About 2:00pm Michael called again. This time it was to tell me that “something happened.” That something was Patrick falling off of a friend’s porch roof. By the grace of God, Patrick walked away with scrapes and bruises. I left work immediately and arrived at the neighbors house to find Patrick sitting in a chair and Michael beside himself with regret. At some point Michael really thought that there was no harm in Patrick climbing out of a second story window onto a roof. This is how a 15 year old brain works, yet we try them as adults.
Once home I sent Patrick to the shower and sat down with Michael. I assured him that although he made a thoughtless decision, he was not the first 15 yr old to do so. I implored him to think before he acts and to utilize my approval as the litmus test for decision making. If mom wouldn’t say yes, then don’t do it. I think that I commented back in June about my sanity being at risk. I feel even more strongly about that now.
Unfortunately for E, my adrenaline was still pumping with a steady force when I encountered him walking through the neighborhood with a friend. I stopped the van and told him to get in. I was immediately met with push back and attitude when I asked him why he did not go to day camp. At that point he went off about his bike being stolen and Michael not being at home. As it turns out he was in a neighbor’s garage (are you seeing a pattern here?) when some kids approached and started hassling E and his friend. One of the kids pushed E and took his bike. The friend’s dad called the police. The police drove around the neighborhood with E in the car in an attempt to catch the kid. At no time did it occur to E to go home and call me at work. What makes sense for a neuro-typical brain does not occur to a child with his kind of brain damage. This is why we have so many power struggles and misunderstandings.

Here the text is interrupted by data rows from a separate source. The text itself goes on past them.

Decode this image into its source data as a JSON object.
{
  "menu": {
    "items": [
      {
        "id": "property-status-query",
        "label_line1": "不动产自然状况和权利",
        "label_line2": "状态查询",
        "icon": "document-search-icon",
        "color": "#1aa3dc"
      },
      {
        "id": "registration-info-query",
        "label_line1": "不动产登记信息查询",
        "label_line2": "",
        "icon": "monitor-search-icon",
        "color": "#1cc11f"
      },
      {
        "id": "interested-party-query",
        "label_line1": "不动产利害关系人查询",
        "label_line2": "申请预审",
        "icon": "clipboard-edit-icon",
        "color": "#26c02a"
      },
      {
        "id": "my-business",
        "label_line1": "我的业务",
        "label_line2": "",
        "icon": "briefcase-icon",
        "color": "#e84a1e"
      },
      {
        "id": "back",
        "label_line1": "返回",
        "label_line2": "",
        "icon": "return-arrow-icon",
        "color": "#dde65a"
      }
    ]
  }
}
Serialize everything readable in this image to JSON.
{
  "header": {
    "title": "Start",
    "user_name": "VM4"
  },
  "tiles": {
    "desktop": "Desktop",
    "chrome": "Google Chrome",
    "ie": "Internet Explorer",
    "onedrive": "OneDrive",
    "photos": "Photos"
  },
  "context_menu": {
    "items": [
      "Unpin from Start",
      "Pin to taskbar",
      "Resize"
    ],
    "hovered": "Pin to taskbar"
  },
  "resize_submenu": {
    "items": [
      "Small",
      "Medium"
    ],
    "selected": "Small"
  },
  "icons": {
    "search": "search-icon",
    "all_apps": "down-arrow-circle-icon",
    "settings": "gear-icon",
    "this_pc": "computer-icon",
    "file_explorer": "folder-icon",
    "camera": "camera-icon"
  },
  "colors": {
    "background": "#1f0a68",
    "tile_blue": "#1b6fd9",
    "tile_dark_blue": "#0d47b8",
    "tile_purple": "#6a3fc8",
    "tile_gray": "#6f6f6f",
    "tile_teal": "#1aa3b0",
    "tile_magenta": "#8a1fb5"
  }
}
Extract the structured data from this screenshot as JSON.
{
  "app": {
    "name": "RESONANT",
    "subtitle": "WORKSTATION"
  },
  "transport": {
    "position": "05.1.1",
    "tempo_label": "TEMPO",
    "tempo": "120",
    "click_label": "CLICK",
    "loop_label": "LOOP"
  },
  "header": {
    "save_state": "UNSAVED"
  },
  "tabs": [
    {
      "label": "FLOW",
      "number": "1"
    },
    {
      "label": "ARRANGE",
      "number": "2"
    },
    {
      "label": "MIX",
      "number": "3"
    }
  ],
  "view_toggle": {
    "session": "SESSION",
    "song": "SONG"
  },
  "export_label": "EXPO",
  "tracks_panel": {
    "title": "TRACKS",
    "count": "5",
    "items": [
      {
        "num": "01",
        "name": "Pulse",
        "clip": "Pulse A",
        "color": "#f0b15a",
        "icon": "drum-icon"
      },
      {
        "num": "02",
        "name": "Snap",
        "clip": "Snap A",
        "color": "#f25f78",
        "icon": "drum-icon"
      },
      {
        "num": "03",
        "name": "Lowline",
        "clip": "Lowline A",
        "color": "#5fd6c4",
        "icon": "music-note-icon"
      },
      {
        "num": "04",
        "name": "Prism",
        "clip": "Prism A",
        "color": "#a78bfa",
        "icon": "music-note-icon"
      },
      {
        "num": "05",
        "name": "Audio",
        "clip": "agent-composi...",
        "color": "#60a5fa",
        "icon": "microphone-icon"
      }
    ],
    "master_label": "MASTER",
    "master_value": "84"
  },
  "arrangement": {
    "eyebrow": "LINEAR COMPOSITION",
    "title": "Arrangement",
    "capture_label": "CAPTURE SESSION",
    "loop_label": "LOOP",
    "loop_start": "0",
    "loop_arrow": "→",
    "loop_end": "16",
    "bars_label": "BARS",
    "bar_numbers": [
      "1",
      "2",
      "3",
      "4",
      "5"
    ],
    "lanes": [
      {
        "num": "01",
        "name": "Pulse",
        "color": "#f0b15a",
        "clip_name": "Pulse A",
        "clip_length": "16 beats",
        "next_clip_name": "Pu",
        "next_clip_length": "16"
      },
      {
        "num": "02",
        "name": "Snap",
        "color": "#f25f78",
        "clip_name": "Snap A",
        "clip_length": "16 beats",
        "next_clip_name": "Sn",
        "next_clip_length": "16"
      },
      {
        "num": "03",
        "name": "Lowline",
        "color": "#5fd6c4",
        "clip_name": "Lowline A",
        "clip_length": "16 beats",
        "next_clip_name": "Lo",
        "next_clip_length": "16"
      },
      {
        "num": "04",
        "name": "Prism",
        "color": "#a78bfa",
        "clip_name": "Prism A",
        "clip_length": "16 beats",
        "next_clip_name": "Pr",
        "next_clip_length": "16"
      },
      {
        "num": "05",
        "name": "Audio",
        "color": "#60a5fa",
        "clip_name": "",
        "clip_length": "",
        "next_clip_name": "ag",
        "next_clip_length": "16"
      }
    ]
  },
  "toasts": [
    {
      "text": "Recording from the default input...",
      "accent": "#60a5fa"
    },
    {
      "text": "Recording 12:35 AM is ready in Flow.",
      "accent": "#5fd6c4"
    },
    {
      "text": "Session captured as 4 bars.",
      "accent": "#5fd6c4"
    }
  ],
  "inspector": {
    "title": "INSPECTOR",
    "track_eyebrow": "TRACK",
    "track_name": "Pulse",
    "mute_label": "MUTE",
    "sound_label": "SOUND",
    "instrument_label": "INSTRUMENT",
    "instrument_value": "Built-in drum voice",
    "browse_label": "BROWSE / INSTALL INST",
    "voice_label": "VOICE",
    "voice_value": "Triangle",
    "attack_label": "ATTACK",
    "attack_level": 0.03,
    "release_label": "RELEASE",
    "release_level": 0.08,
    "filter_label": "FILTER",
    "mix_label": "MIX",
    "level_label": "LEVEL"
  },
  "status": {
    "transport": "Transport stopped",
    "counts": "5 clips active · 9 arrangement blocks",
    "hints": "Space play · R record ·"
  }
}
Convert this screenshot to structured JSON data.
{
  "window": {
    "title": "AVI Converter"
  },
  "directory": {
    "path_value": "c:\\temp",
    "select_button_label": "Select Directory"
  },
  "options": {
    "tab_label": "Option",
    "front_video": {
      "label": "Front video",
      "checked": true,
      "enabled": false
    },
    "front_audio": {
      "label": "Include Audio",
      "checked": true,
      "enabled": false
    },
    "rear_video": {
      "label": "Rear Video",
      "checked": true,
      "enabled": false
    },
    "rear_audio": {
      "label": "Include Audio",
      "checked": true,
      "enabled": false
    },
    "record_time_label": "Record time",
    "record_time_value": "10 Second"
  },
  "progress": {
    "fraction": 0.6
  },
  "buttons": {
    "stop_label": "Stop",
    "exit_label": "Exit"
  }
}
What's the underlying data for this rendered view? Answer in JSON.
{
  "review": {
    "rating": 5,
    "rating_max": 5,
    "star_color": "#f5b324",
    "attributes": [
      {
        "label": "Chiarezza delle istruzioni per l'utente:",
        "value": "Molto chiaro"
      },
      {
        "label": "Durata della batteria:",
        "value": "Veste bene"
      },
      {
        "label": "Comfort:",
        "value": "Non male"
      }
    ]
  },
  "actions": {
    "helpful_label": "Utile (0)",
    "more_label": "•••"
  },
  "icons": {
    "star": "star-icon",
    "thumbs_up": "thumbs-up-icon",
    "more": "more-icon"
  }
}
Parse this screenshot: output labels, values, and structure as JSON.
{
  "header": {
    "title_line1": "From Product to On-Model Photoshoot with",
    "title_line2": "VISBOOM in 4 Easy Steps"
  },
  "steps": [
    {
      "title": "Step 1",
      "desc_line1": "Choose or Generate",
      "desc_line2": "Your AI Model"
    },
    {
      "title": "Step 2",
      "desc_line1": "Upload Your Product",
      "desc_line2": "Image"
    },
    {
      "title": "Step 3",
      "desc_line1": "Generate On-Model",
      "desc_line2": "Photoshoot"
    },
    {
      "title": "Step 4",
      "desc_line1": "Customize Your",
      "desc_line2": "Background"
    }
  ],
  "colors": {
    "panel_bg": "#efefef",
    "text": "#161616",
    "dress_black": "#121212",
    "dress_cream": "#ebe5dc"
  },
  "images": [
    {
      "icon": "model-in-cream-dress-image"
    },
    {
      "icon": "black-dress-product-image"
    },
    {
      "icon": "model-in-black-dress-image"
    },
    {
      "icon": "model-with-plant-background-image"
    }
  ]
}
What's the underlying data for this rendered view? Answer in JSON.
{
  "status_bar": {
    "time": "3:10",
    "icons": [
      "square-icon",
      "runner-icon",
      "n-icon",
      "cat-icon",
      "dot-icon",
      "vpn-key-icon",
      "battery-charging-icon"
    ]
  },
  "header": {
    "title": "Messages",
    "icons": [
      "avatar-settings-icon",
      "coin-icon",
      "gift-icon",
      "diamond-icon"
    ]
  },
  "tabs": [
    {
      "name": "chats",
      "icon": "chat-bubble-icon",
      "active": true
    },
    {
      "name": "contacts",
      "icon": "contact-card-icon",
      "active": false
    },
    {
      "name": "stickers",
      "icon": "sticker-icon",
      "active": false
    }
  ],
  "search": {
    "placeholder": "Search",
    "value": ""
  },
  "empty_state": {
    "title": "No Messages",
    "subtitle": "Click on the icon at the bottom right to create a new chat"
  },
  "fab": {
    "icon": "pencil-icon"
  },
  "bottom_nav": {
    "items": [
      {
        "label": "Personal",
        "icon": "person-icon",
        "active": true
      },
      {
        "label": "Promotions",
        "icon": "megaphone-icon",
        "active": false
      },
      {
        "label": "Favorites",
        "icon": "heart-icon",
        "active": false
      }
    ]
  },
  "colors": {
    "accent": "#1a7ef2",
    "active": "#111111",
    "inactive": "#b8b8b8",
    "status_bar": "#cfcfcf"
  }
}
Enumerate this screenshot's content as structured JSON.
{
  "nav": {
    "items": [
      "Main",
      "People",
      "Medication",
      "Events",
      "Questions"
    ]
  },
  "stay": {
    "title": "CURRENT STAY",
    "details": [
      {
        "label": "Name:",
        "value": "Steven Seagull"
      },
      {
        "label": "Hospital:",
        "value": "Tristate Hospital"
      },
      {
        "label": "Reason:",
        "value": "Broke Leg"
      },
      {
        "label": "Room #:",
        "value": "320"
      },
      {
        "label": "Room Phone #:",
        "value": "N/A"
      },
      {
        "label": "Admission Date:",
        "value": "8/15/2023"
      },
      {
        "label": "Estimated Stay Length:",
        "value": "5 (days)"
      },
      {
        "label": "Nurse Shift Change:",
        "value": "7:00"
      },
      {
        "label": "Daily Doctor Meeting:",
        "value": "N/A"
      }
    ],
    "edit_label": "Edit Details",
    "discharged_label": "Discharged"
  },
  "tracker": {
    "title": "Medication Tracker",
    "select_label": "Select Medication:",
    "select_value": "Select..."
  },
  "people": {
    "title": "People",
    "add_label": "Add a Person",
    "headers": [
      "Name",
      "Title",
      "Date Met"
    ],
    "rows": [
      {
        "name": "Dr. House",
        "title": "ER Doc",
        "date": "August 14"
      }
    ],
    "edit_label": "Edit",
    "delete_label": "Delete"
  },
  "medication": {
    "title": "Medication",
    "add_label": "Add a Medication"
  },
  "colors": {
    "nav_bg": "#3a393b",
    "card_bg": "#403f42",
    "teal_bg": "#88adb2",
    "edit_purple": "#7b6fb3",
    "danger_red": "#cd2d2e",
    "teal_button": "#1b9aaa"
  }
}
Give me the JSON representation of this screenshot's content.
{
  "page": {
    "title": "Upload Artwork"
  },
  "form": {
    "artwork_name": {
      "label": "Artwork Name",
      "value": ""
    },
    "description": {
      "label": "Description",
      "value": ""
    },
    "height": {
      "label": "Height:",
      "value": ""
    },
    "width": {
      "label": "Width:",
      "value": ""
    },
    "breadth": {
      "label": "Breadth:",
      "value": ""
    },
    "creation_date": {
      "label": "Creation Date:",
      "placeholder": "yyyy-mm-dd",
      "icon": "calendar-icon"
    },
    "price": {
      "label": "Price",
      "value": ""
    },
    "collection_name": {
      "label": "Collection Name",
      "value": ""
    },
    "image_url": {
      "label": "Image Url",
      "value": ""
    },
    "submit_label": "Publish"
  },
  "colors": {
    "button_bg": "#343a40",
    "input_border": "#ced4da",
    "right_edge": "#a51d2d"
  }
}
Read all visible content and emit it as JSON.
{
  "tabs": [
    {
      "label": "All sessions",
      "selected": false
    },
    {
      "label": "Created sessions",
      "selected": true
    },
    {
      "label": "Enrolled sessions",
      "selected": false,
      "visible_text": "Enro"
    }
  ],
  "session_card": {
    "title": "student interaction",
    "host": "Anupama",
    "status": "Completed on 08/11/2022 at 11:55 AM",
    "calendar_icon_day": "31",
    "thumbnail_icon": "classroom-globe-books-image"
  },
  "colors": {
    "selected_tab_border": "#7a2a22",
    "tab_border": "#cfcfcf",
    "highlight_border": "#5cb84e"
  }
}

Long story short the bike has been returned and E is pissed that he is grounded. He would only have been grounded for the remainder of the afternoon had he not gone and insulted me and my parenting skills in the colorful language that he has grown so fond of recently. I was actually planning a post today regarding the dilemmas of school choice, but I really don’t have the energy at this point.
I have a really cold beer waiting in the fridge for me.